Today, years since I have play the waltz, it still ignites a deep emotional and cognitive connection for me. I can “feel” every note as if it were my fingers touching the keys. However, if I sat down at the piano I would not remember how to play one note. I remember playing this piece; I do not remember how to play it. Why? Because I haven’t played it in years, and no amount of listening to it makes up for that lapse in practice.
This seems a poignant analogy for spiritual disciplines and faith practice. There are plenty of cognitive memories of significant moments in our faith. But stored memory of the mind is not the same as “active memory,” a concept similar to the principle of “muscle memory” in physical activity. Stored cognitive memory is what allowed me to recognize that waltz as soon as it began to play, and it is also cognitive memory that ignited associated emotions about playing the piece. But cognitive memory stops short of allowing me to actually play that piece again. I can remember everything about playing it; but I cannot play it. I would have to re-learn how to play the piece from memory, and that requires behavior associated with discipline and ritual — re-establishing active memory.
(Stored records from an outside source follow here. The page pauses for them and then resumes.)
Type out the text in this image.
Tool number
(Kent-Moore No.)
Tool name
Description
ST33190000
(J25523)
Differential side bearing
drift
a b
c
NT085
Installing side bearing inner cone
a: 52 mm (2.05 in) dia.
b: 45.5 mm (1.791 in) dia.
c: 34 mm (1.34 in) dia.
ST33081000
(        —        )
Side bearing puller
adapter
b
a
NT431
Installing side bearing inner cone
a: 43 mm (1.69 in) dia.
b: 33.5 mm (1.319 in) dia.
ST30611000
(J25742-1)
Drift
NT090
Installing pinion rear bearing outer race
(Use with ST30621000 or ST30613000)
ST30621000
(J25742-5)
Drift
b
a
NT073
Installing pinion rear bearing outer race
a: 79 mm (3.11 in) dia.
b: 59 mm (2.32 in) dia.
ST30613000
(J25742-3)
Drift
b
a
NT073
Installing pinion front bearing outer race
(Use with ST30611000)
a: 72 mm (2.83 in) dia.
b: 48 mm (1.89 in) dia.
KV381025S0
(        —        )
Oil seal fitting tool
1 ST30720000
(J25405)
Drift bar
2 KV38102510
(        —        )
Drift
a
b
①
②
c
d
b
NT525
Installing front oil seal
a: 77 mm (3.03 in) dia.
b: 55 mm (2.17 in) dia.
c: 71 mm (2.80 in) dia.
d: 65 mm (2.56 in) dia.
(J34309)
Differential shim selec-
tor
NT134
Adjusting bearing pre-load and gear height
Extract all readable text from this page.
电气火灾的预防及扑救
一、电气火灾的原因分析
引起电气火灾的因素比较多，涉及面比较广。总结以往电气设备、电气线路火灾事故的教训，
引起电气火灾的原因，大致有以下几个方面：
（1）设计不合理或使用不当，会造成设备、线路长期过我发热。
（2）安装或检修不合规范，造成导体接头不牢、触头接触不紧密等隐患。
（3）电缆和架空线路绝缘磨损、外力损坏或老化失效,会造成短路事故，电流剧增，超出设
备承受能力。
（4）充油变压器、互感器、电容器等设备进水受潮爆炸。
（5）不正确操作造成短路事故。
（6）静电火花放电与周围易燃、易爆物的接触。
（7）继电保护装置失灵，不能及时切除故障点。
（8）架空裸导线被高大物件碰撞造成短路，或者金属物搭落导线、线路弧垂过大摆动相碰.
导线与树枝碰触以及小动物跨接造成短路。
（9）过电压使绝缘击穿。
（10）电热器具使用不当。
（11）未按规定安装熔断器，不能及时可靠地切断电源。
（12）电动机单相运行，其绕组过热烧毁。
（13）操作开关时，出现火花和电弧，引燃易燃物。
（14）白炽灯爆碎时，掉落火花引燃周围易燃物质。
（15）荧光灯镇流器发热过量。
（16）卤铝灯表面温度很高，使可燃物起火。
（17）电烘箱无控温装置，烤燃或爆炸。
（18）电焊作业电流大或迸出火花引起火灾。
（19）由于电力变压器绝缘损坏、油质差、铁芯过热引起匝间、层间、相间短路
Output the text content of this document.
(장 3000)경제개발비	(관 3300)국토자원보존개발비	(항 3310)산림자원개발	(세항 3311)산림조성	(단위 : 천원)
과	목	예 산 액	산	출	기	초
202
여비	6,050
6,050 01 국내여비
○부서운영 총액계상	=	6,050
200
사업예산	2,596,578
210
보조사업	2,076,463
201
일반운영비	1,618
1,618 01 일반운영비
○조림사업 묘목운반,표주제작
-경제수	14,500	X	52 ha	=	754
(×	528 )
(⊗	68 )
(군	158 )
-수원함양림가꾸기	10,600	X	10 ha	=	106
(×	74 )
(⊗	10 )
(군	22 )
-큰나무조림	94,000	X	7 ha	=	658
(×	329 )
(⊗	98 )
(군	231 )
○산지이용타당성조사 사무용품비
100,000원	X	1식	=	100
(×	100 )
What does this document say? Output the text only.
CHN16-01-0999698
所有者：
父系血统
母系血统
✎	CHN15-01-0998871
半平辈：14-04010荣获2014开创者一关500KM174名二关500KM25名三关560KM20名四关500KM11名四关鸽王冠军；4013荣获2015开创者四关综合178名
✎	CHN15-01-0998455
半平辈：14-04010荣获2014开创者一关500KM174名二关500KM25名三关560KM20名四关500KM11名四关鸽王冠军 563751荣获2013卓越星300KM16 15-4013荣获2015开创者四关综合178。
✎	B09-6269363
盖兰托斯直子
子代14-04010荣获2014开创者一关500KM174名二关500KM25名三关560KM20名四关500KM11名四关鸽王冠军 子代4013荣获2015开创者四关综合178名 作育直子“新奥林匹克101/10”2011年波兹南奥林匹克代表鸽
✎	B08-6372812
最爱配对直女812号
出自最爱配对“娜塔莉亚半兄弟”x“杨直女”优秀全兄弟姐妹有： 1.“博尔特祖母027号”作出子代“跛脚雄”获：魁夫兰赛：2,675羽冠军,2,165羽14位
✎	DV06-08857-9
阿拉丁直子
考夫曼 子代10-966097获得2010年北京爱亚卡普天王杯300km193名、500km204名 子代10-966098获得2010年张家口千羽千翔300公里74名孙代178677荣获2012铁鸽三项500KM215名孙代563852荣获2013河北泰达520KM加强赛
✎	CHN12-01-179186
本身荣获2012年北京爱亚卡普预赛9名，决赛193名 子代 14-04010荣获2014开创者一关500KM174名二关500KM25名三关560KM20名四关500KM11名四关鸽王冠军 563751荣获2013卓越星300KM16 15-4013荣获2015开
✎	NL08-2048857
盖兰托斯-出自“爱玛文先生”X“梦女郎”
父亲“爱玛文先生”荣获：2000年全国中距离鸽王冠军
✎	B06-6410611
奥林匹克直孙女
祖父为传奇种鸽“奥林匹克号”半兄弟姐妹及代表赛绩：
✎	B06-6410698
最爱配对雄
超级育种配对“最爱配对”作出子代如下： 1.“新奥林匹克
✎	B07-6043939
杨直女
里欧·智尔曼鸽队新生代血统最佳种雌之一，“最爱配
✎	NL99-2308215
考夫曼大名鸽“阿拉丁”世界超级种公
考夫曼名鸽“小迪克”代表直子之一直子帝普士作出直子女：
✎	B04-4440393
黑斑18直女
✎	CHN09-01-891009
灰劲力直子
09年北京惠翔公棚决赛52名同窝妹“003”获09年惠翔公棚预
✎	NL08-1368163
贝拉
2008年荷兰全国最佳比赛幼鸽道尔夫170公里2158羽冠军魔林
In our spiritual lives, and consequently our rhetoric about the spiritual, I think we confuse these two kinds of memory. Both have their place, and both are needed. But it would be unwise to hold our cognitive and intellectual memory responsible for delivering the how, the action. It would be analogous to me sitting down at the piano after all these years and saying to myself, “Play it! You remember the melody; you remember the emotions ignited from the melody — play it!” I can tell myself to “play it” all day long, but I don’t remember how to play it. Through practicing (with various instructional guides) I could once again be able to play it by memory.
I want to live by memory too, but I often find myself relying on cognitive and intellectual “memories” of my faith — thinking that those are enough to give me the how, to produce the action. It’s as if I’m taking those cognitive memories and saying to myself, “Live it! You know what scripture says; you remember the emotions you felt when you lived it before — live it!” I don’t remember how to live it; I’m out of practice.
Jamie Smith gets at this phenomenon in his book Desiring the Kingdom (2009). He talks about the fact that we are desiring beings — we are created primarily to be beings that love, by the design of the creator. Therefore we are what we love, and what we love is what we ritualistically practice loving on a daily basis. When we are practicing the ritual of our faith, the ritual of spiritual disciplines we are creating active memories. When faced with a situation of prescriptive Christian living or ethical/moral dilemma, the muscle memory takes over. We have done this before (frequently and recently); so we know how to do it again. We are living by memory.